Schoemaker et al. [21] stated that there were no notable changes or between group differences in measures of total cholesterol, but triglyceride levels rose substantially with olanzapine and declined with asenapine. Whereas, the picture was quite different in the current study, which was may be due to biological variations and environmental factor [26,27].
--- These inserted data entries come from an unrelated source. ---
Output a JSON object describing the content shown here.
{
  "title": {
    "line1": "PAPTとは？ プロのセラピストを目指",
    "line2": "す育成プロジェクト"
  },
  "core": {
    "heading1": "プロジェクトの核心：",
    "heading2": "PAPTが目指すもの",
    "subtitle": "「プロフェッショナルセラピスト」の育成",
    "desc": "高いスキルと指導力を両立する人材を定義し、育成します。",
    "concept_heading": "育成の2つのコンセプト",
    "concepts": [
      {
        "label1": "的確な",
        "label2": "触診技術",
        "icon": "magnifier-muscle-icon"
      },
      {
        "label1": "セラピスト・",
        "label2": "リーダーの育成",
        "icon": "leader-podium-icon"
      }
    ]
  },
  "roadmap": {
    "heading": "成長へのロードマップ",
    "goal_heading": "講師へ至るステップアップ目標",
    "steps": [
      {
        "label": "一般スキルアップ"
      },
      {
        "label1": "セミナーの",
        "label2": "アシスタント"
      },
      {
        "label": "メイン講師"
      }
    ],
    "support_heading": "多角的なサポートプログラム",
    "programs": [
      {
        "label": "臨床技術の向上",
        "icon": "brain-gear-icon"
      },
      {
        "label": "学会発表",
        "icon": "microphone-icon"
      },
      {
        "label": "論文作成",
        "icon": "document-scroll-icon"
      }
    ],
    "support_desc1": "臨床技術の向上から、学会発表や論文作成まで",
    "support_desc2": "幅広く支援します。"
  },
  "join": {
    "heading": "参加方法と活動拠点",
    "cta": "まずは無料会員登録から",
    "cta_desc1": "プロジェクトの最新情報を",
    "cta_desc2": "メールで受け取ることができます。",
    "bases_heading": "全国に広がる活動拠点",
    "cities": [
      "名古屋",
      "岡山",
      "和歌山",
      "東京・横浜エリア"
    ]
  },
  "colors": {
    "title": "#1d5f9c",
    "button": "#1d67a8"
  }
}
The incidences of adverse events were significantly more in olanzapine arm in which weight gain, GI disturbances were more common. In the other hand, insomnia, somnolence, headache were frequently reported by asenapine treated patients. Incidences of anxiety were equal to both treatment arms. All the incidences were mild to moderate in nature.

In the study of Schoemaker et al. [21] using olanzapine as active comparator, it was observed that most reported adverse events were rated as mild or moderate. These adverse events included weight gain, insomnia, somnolence, gastrointestinal symptoms, akathisia. It was observed that change in weight gain was greater with olanzapine than asenapine [28]. Our present study corroborated with the above mentioned study. Although, there were some adverse events which were seen in only olanzapine group, like constipation, increased salivation and akathisia. None of the treatment emergent adverse events were severe enough to warrant withdrawal of the study medication. Nobody encountered any serious adverse events and there was no hospitalization.

Landbloom et al. [29] used asenapine in randomized, double-blind, fixed-dose, placebo controlled trial with olanzapine as an active control. This was the second head-to-head trial, where also asenapine proved its efficacy and safety. A case report published by Ochi et al. [30] in 2019, showed Efficacy of Asenapine in Schizophrenia patient resistant to Clozapine combined with Electrocon-vulsive Therapy. A severe treatment-refractory schizophrenic patient who did not respond to clozapine even with ECT, but recovered with asenapine monotherapy gradually.

The present study had certain limitations:

Small sample size may have not shown a clear statistical difference between groups in other measures such as CGI-S and CGI-I rating.

Study was single blind because we lacked the resources required for a truly double-blind study.

Antipsychotic drugs are known to increase serum prolactin [24] but we could not measure prolactin levels because of logistic constraints.

The treatment period in this study was relatively short (12 weeks), and hence provided no scope for assessing comparative effectiveness of long-term therapy or the detection of delayed adverse events.

Cost effective analysis was also not done.

To conclude it can be said that newer atypical antipsychotic asenapine is more effective than the standard atypical antipsychotic olanzapine in reducing the symptoms of schizophrenia. Although asenapine is more efficacious but the safety profile would be kept in mind before prescribing it and lastly the cost of the treatment could be the major limitation of its use. Further studies on larger sample size and longer duration with cost analysis are required to establish the safety and efficacy of asenapine in our country.